His breath caught, and she heard the rasp in his throat. When she raised her eyes back to his, she saw the unshed tears. Guilt and grief washed over her and she clenched her fists in her coat pockets.
“Of course it’s not easy, pumpkin, but we have to go on. We’re still here. You know your Grammy wouldn’t have it any other way.”
He bent down to pick up the shears he’d dropped at their feet. When he straightened, she saw the strain on his face.
“I know, Grandpa. I’m sorry. I’m being a bitch.”
Jack’s eyebrows rose. “Nothing this family hasn’t experienced from its women before.”
They both laughed, and for a moment all the sorrow of the past three months was gone and it was just Melinda and Grandpa Jack out in the garden.
Exactly the way it’d been since Melinda could remember. She’d even taken her first steps here. Busher family legend said she’d reached for a tulip to pick, unaware of the rarity of bulb flowers in a Buffalo spring.
“Honey, I called you for a reason.” She heard the slight quaver in his voice, saw the deep lines around his mouth.
“Grandpa, you don’t have to explain. I told you I’d come whenever you needed me, and I meant it. I’m just sorry I didn’t come sooner.”
The truth was, she’d had to convince Senator Hodges that she’d only be gone two weeks. Thank God it wasn’t an election year or she’d never have gotten this vacation time. Since she’d taken over as head speechwriter for the senator, she’d had exactly one week off.
When Grammy died.
“You have your own life, Melinda. I don’t expect you to drop everything for me. You know that, honey.” He raked up the clippings from the azaleas and stooped to put them in the black plastic bag.

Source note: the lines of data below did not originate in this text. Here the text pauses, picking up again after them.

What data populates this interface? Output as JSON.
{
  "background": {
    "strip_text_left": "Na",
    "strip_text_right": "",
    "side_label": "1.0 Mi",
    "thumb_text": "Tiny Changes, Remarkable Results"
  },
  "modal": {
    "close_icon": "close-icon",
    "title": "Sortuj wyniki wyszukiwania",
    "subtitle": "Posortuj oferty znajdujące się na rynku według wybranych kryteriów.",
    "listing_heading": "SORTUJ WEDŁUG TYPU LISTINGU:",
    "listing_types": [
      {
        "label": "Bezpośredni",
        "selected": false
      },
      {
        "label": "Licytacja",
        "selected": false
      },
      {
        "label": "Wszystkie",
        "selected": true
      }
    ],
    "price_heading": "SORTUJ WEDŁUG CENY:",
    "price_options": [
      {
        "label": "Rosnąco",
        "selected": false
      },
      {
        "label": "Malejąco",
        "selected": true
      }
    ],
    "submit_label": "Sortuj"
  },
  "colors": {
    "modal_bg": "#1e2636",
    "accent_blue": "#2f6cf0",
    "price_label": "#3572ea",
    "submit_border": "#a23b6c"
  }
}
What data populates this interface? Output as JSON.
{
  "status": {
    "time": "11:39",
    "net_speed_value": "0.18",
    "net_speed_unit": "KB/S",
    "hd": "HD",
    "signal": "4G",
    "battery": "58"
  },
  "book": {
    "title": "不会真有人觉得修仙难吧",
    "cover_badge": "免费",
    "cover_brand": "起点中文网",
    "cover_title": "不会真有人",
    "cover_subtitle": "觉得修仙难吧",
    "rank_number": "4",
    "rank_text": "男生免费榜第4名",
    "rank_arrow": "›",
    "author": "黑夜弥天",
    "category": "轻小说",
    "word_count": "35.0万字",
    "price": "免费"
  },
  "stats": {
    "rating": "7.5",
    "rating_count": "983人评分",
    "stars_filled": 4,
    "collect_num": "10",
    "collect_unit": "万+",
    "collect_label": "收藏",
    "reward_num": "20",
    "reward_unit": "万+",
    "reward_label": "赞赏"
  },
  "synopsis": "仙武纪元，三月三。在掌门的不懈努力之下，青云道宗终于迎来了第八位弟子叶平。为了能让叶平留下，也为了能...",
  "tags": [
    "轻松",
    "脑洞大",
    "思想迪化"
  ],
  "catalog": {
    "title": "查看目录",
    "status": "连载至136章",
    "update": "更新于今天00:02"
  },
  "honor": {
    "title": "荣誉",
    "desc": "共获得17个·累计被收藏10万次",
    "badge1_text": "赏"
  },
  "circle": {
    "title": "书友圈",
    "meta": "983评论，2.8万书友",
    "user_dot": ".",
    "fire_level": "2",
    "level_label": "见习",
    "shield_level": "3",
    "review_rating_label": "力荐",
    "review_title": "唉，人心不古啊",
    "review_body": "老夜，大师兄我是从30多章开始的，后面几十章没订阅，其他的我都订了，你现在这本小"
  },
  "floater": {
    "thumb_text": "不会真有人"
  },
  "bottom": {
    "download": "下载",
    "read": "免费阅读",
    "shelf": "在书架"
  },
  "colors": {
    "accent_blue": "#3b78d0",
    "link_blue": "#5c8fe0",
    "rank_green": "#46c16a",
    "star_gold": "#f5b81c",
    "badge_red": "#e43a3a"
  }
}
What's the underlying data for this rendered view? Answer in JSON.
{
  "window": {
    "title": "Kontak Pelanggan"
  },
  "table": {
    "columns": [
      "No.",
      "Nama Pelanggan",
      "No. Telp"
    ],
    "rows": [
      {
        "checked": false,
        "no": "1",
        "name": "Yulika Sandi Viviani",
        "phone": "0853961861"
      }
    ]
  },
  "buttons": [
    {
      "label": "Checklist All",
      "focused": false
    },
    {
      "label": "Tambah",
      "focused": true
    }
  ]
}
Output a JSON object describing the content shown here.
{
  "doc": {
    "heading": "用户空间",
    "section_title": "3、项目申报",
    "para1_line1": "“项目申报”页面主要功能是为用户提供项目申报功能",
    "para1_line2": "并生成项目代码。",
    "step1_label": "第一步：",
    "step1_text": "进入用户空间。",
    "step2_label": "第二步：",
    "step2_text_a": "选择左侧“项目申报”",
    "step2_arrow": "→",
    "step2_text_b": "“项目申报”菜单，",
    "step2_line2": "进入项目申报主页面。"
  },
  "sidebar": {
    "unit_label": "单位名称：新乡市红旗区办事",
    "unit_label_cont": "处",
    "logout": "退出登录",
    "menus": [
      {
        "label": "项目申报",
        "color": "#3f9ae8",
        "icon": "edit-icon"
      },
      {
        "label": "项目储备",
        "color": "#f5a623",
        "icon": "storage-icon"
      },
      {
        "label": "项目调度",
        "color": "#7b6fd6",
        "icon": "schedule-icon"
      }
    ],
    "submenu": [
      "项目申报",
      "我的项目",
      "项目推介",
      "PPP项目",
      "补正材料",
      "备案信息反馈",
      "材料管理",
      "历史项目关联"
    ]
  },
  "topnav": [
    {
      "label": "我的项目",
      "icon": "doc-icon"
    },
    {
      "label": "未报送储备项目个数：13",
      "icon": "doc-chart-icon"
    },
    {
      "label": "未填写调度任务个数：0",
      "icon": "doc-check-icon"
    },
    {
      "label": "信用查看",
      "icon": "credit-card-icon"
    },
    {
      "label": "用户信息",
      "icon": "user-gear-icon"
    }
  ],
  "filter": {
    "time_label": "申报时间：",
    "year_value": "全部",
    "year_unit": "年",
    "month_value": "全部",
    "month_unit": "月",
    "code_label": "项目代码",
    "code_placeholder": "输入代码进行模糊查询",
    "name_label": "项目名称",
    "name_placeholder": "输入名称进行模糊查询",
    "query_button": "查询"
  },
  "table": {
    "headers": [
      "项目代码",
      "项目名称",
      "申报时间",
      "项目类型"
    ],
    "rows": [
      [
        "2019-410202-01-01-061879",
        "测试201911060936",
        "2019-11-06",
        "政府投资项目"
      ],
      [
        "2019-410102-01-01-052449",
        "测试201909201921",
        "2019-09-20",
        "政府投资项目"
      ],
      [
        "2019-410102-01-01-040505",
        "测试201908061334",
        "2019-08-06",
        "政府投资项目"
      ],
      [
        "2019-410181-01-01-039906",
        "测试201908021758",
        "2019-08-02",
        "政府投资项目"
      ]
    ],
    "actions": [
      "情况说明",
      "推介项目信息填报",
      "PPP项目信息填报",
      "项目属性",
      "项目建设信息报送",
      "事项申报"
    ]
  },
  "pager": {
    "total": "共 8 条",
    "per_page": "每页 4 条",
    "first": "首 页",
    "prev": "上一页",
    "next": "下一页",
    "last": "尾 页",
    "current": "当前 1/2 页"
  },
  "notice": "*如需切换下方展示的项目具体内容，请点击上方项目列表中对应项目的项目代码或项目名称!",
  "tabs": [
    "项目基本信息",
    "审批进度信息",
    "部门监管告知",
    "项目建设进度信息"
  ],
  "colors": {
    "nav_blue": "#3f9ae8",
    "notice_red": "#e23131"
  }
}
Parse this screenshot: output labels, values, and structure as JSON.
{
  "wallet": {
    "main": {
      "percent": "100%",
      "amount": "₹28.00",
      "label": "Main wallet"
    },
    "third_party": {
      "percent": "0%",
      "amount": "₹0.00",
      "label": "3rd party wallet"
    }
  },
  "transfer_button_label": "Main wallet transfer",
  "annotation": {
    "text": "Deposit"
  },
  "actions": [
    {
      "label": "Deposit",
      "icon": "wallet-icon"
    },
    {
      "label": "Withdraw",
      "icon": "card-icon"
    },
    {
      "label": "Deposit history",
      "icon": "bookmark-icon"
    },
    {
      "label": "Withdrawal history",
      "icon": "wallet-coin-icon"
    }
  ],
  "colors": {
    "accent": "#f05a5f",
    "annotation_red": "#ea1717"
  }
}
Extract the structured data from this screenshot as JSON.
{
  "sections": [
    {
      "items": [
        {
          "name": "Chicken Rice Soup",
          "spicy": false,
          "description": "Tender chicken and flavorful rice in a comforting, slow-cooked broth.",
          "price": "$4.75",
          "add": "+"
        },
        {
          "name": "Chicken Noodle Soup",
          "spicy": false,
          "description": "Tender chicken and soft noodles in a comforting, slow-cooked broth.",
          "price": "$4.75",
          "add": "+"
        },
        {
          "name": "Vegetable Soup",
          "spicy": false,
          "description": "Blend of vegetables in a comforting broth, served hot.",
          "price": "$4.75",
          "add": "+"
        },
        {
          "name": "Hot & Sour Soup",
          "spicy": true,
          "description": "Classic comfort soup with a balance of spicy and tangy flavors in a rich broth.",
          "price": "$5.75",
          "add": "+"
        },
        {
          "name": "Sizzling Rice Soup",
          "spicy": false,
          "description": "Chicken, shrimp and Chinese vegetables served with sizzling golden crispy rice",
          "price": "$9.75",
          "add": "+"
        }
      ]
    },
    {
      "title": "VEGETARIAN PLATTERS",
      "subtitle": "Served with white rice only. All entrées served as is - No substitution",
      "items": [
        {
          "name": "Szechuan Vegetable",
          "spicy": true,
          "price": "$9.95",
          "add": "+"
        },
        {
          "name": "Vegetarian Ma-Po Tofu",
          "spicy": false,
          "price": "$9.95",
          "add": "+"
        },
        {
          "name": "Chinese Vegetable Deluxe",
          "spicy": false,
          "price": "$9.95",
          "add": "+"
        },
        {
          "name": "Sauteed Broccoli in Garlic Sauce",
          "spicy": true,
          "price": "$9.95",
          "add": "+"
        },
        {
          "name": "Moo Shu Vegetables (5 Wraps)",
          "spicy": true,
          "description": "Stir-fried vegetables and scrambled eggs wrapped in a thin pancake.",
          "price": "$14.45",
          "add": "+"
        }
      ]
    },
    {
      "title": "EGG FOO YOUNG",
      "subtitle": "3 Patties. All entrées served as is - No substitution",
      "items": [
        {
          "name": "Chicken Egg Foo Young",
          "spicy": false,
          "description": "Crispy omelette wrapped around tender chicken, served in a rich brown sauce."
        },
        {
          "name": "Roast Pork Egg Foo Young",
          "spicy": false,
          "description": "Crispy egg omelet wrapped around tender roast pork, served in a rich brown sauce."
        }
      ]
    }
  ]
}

“Let me help you, Grandpa.”
Together they finished the rest of the job, and within twenty minutes were inside the warm kitchen. The kitchen was home to Melinda ever since Grandpa and Grammy moved into the large suburban house in the 1970s.
Hot coffee steamed from Grammy’s chipped ceramic mugs that Melinda set on the table in front of them.
“Your Grammy was always closest to you, Melinda, even more so than she was to your father or Lille.” Jack’s hands tightened around his mug.
“We don’t have to talk about this, Grandpa.” Sad conversations weren’t good for Grandpa Jack. Not in his deep state of grief.
“Yes, my dear, we do. Now let me finish.”
He covered Melinda’s hand with his, and a lifetime of Grandpa Jack conversations flooded through her heart at the contact. Tears seeped from her eyes but she remained silent.
This isn’t about you, Melinda. Be strong for Grandpa Jack.
“As close as Grammy was to you, my dear, she didn’t share everything. We didn’t share everything, not with anyone, really.”
Melinda sucked in a breath. Now what? She was going to find out she had long-lost sisters or brothers? The family had a fortune from bootlegging that they’d kept in Swiss accounts?
Grandpa Jack appeared oblivious to her thoughts.
“As you may remember, we married after the war, here in Buffalo.” Grandpa Jack looked out the kitchen window and as much as Melinda wanted to follow his gaze, she couldn’t stop staring at his face.
What was he going to tell her?
“But that’s not where the story started. Your father was born in 1944.” Melinda heard Grandpa’s words but still didn’t follow him.
“Yes, so he’s sixty-three.”
“And your aunt Lille’s one year older than he is.”
“Sixty-four.” As she did the math, Melinda realized that Aunt Lille seemed much younger than her years. But surely this wasn’t why Grandpa Jack was going through the family timelines.
“And your Grammy and I were married for—”
“Sixty-one years,” Melinda finished for him.